Application of state equations approach to solve the classical Kubelka-Munk differential equations in turbid environment

Abstract

The Kubelka-Munk (KM) model is frequently used to describe the optical properties (absorption and scattering) of inhomogeneous media in terms of the measured reflection and transmittance. The classical KM is modeled by two fluxes which counterpropagate in the media and can be described by system of differential equations. This system, on the other hand, can also be rewritten in the form of state equations, widely used in many areas of engineering such as electrical circuits, control systems and more.
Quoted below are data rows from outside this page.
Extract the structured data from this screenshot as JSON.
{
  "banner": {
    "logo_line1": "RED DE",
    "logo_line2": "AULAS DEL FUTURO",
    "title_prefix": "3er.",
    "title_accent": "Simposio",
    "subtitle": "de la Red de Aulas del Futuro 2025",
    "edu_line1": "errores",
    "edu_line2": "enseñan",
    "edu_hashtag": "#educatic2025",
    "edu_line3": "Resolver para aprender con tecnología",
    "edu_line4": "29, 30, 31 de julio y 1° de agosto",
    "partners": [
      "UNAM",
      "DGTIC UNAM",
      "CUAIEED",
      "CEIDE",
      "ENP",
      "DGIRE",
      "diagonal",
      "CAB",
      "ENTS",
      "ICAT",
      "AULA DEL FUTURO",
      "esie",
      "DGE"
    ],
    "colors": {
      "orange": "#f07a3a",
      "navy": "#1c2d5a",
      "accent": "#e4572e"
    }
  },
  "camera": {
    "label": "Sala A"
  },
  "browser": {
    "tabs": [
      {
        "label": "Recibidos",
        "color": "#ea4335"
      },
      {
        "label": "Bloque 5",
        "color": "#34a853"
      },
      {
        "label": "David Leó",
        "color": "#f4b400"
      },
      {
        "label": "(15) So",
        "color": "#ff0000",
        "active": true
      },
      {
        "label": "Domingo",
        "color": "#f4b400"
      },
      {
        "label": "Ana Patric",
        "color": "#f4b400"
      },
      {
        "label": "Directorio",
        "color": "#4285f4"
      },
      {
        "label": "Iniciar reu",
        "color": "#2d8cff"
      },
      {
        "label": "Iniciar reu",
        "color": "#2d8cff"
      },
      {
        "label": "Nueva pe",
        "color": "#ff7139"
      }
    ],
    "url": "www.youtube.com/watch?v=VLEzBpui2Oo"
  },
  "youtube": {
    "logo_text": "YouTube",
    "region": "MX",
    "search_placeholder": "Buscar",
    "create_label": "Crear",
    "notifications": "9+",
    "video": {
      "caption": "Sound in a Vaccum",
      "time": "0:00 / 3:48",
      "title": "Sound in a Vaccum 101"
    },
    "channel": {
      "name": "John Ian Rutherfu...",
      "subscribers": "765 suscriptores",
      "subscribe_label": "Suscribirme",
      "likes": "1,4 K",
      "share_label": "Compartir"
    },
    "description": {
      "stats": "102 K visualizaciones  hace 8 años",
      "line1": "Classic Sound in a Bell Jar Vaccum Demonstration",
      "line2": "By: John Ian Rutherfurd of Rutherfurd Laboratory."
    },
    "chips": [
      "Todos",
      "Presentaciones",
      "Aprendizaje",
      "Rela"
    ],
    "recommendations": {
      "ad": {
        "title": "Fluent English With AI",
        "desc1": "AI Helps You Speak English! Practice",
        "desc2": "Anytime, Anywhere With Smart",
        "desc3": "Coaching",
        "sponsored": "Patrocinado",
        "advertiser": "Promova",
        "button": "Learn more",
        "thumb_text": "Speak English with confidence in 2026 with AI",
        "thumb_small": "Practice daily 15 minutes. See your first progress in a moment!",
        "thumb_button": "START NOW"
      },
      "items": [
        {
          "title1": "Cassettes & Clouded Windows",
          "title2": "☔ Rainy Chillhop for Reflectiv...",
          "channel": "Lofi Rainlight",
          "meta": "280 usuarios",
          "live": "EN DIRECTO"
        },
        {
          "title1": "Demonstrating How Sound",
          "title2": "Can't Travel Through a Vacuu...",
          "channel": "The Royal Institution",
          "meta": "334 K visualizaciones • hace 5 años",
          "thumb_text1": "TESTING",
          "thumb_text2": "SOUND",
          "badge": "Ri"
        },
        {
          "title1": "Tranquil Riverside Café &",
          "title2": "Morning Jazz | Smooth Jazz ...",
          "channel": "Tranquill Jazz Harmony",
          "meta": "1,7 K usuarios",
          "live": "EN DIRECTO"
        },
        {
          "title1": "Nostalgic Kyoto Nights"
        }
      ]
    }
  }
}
Here, we describe the simple mathematical expression of light reflectance and transmittance in turbid media based on the KM light propagation model via a system of state equations. To this end, we demonstrate the use of the state equations to solve KM differential equations in a simple and straightforward manner. To validate the solution of our model against the KM solution, different turbid media including tissue phantoms, milk with varying concentrations of sugar, human hands, and mouse brain were tested. We used a spatial frequency domain imaging system to recover the absorption and scattering properties of each of the media. These measured properties were then introduced into both models to obtain diffuse light reflectance and transmittance information. Experimental results demonstrate significant concurrence between the two approaches within a minute difference in all tested cases. The results presented in this study demonstrate the validity of our alternative strategy to the traditional KM solution.